Documentation
¶
Overview ¶
Package htmltotext converts HTML content to plain text with proper formatting.
Overview ¶
This package provides HTML-to-plain-text conversion that:
- Decodes all HTML entities to their Unicode equivalents
- Converts hyperlinks to footnote-style references (Lynx/Pandoc convention)
- Strips all HTML tags while preserving meaningful whitespace
- Preserves block-level structure (paragraphs, headings, lists)
Link Formatting ¶
Links are converted to footnote-style references following the Lynx/Pandoc convention. Each unique URL gets a sequential reference number:
Input: <a href="https://go.dev">Go</a> is great. See <a href="https://go.dev/doc">docs</a>.
Output: Go [1] is great.
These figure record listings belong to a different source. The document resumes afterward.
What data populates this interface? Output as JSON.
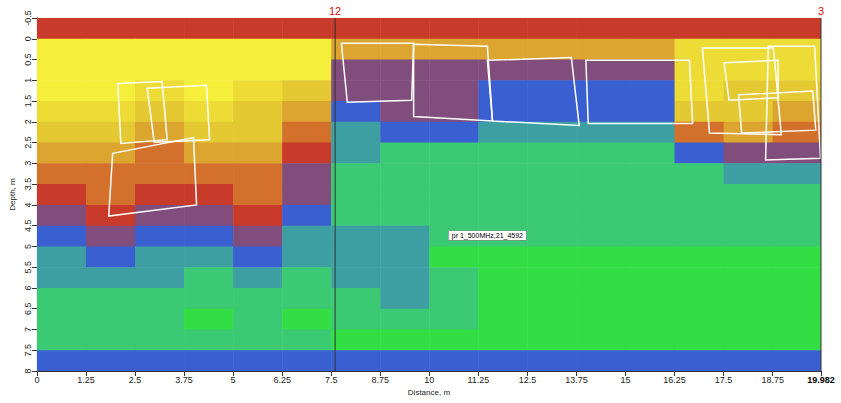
{
  "chart_data": {
    "type": "radargram",
    "x_label": "Distance, m",
    "y_label": "Depth, m",
    "xlim": [
      0,
      19.982
    ],
    "ylim": [
      -0.5,
      8
    ],
    "xticks": [
      0,
      1.25,
      2.5,
      3.75,
      5,
      6.25,
      7.5,
      8.75,
      10,
      11.25,
      12.5,
      13.75,
      15,
      16.25,
      17.5,
      18.75,
      19.982
    ],
    "yticks": [
      -0.5,
      0,
      0.5,
      1,
      1.5,
      2,
      2.5,
      3,
      3.5,
      4,
      4.5,
      5,
      5.5,
      6,
      6.5,
      7,
      7.5,
      8
    ],
    "x_edges": [
      0,
      1.25,
      2.5,
      3.75,
      5,
      6.25,
      7.5,
      8.75,
      10,
      11.25,
      12.5,
      13.75,
      15,
      16.25,
      17.5,
      18.75,
      19.982
    ],
    "y_edges": [
      -0.5,
      0,
      0.5,
      1,
      1.5,
      2,
      2.5,
      3,
      3.5,
      4,
      4.5,
      5,
      5.5,
      6,
      6.5,
      7,
      7.5,
      8
    ],
    "color_range": [
      0,
      10
    ],
    "cells": [
      [
        5,
        5,
        5,
        5,
        5,
        5,
        5,
        5,
        5,
        5,
        5,
        5,
        5,
        5,
        5,
        5
      ],
      [
        10,
        10,
        10,
        10,
        10,
        10,
        7,
        7,
        7,
        7,
        7,
        7,
        7,
        9,
        9,
        9
      ],
      [
        10,
        10,
        10,
        10,
        10,
        10,
        4,
        4,
        4,
        4,
        4,
        4,
        4,
        9,
        9,
        9
      ],
      [
        10,
        10,
        9,
        10,
        9,
        8,
        4,
        4,
        4,
        3,
        3,
        3,
        3,
        9,
        8,
        8
      ],
      [
        9,
        9,
        8,
        9,
        8,
        7,
        3,
        4,
        4,
        3,
        3,
        3,
        3,
        8,
        8,
        7
      ],
      [
        8,
        8,
        7,
        8,
        8,
        6,
        2,
        3,
        3,
        2,
        2,
        2,
        2,
        6,
        7,
        6
      ],
      [
        7,
        7,
        6,
        7,
        7,
        5,
        2,
        1,
        1,
        1,
        1,
        1,
        1,
        3,
        4,
        4
      ],
      [
        6,
        6,
        6,
        6,
        6,
        4,
        1,
        1,
        1,
        1,
        1,
        1,
        1,
        1,
        2,
        2
      ],
      [
        5,
        6,
        5,
        5,
        6,
        4,
        1,
        1,
        1,
        1,
        1,
        1,
        1,
        1,
        1,
        1
      ],
      [
        4,
        5,
        4,
        4,
        5,
        3,
        1,
        1,
        1,
        1,
        1,
        1,
        1,
        1,
        1,
        1
      ],
      [
        3,
        4,
        3,
        3,
        4,
        2,
        2,
        2,
        1,
        1,
        1,
        1,
        1,
        1,
        1,
        1
      ],
      [
        2,
        3,
        2,
        2,
        3,
        2,
        2,
        2,
        0,
        0,
        0,
        0,
        0,
        0,
        0,
        0
      ],
      [
        2,
        2,
        2,
        1,
        2,
        1,
        2,
        2,
        1,
        0,
        0,
        0,
        0,
        0,
        0,
        0
      ],
      [
        1,
        1,
        1,
        1,
        1,
        1,
        1,
        2,
        1,
        0,
        0,
        0,
        0,
        0,
        0,
        0
      ],
      [
        1,
        1,
        1,
        0,
        1,
        0,
        1,
        1,
        1,
        0,
        0,
        0,
        0,
        0,
        0,
        0
      ],
      [
        1,
        1,
        1,
        1,
        1,
        1,
        0,
        0,
        0,
        0,
        0,
        0,
        0,
        0,
        0,
        0
      ],
      [
        3,
        3,
        3,
        3,
        3,
        3,
        3,
        3,
        3,
        3,
        3,
        3,
        3,
        3,
        3,
        3
      ]
    ],
    "boxes": [
      [
        [
          2.06,
          1.08
        ],
        [
          3.19,
          1.03
        ],
        [
          3.32,
          2.43
        ],
        [
          2.14,
          2.52
        ]
      ],
      [
        [
          2.81,
          1.19
        ],
        [
          4.32,
          1.12
        ],
        [
          4.4,
          2.43
        ],
        [
          2.99,
          2.49
        ]
      ],
      [
        [
          1.93,
          2.76
        ],
        [
          3.99,
          2.38
        ],
        [
          4.07,
          4.0
        ],
        [
          1.83,
          4.27
        ]
      ],
      [
        [
          7.76,
          0.11
        ],
        [
          9.6,
          0.11
        ],
        [
          9.55,
          1.48
        ],
        [
          7.91,
          1.53
        ]
      ],
      [
        [
          9.6,
          0.13
        ],
        [
          11.48,
          0.18
        ],
        [
          11.61,
          1.98
        ],
        [
          9.6,
          1.87
        ]
      ],
      [
        [
          11.48,
          0.52
        ],
        [
          13.62,
          0.45
        ],
        [
          13.82,
          2.09
        ],
        [
          11.61,
          1.98
        ]
      ],
      [
        [
          13.99,
          0.52
        ],
        [
          16.63,
          0.52
        ],
        [
          16.71,
          2.04
        ],
        [
          14.05,
          2.04
        ]
      ],
      [
        [
          16.96,
          0.22
        ],
        [
          18.77,
          0.22
        ],
        [
          18.97,
          2.31
        ],
        [
          17.14,
          2.27
        ]
      ],
      [
        [
          17.51,
          0.58
        ],
        [
          18.89,
          0.52
        ],
        [
          18.89,
          1.42
        ],
        [
          17.64,
          1.48
        ]
      ],
      [
        [
          17.88,
          1.35
        ],
        [
          19.77,
          1.26
        ],
        [
          19.85,
          2.2
        ],
        [
          17.96,
          2.27
        ]
      ],
      [
        [
          18.64,
          0.18
        ],
        [
          19.82,
          0.18
        ],
        [
          19.97,
          2.88
        ],
        [
          18.57,
          2.92
        ]
      ]
    ],
    "markers": [
      {
        "x": 7.6,
        "label": "12"
      },
      {
        "x": 19.982,
        "label": "3"
      }
    ],
    "annotations": [
      {
        "x": 11.48,
        "y": 4.74,
        "text": "pr 1_500MHz,21_4592"
      }
    ]
  }
}
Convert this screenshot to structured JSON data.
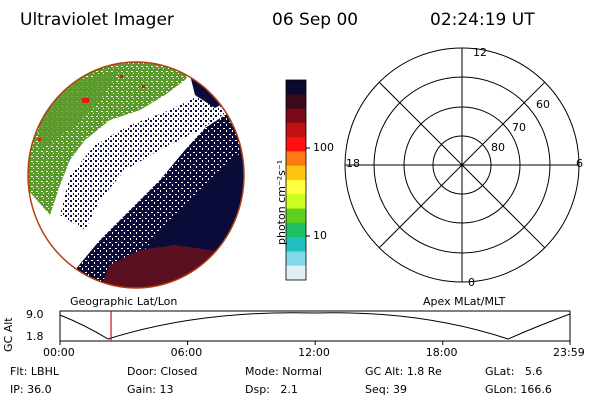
{
  "header": {
    "instrument": "Ultraviolet Imager",
    "date": "06 Sep 00",
    "time": "02:24:19 UT"
  },
  "colorbar": {
    "unit_label": "photon cm⁻²s⁻¹",
    "tick_labels": [
      "100",
      "10"
    ],
    "tick_values": [
      100,
      10
    ],
    "colors": [
      "#0a0a30",
      "#3a0a1a",
      "#7a0a1a",
      "#c01010",
      "#ff1010",
      "#ff7a10",
      "#ffc410",
      "#ffff40",
      "#c8ff20",
      "#60d020",
      "#20c060",
      "#20c0c0",
      "#80d8e8",
      "#e0f0f0"
    ]
  },
  "image_map": {
    "colors": {
      "dark": "#0b0b3a",
      "green": "#5a9a2a",
      "red": "#e01818",
      "dark_red": "#5a1020",
      "rim": "#b04010"
    }
  },
  "polar_grid": {
    "lat_labels": [
      "60",
      "70",
      "80"
    ],
    "mlt_labels": {
      "top": "12",
      "left": "18",
      "right": "6",
      "bottom": "0"
    }
  },
  "altitude_plot": {
    "ylabel": "GC Alt",
    "y_ticks": [
      "9.0",
      "1.8"
    ],
    "left_caption": "Geographic Lat/Lon",
    "right_caption": "Apex MLat/MLT",
    "x_ticks": [
      "00:00",
      "06:00",
      "12:00",
      "18:00",
      "23:59"
    ],
    "marker_time": "02:24",
    "marker_color": "#d01010"
  },
  "info": {
    "row1": [
      {
        "key": "Flt:",
        "value": "LBHL"
      },
      {
        "key": "Door:",
        "value": "Closed"
      },
      {
        "key": "Mode:",
        "value": "Normal"
      },
      {
        "key": "GC Alt:",
        "value": "1.8 Re"
      },
      {
        "key": "GLat:",
        "value": "5.6"
      }
    ],
    "row2": [
      {
        "key": "IP:",
        "value": "36.0"
      },
      {
        "key": "Gain:",
        "value": "13"
      },
      {
        "key": "Dsp:",
        "value": "2.1"
      },
      {
        "key": "Seq:",
        "value": "39"
      },
      {
        "key": "GLon:",
        "value": "166.6"
      }
    ]
  }
}
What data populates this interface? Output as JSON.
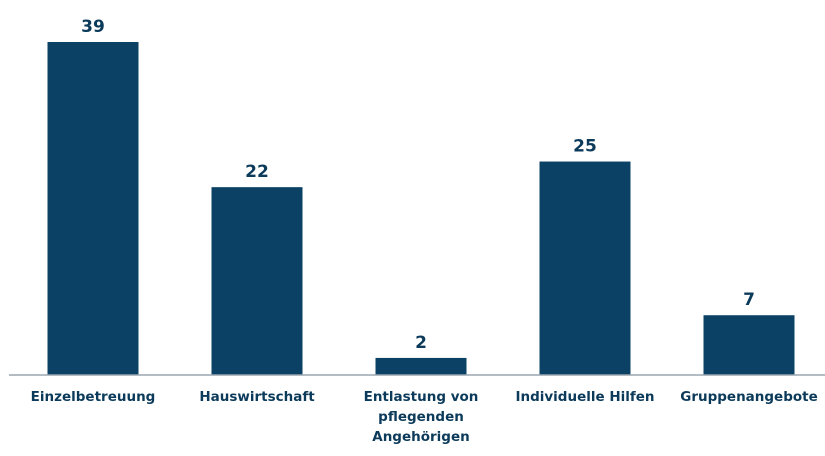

See docs [2].
References:
[1]: https://go.dev
[2]: https://go.dev/doc
When the link text matches the URL (bare links), no footnote is added:
Input: Visit <a href="https://go.dev">https://go.dev</a> Output: Visit https://go.dev
Duplicate URLs reuse the same reference number.
Usage ¶
text := htmltotext.Convert("<p>Hello & <a href=\"https://go.dev\">Go</a></p>")
// Returns: "Hello & Go [1]\n\nReferences:\n[1]: https://go.dev"
Index ¶
Constants ¶
This section is empty.
Variables ¶
This section is empty.
Functions ¶
func Convert ¶
Convert transforms HTML content into plain text with footnote-style link references. It decodes HTML entities, strips tags while preserving block structure, and appends a references section for any hyperlinks found.
Links where the visible text matches the URL are rendered inline without a footnote reference. Duplicate URLs share the same reference number.
Types ¶
This section is empty.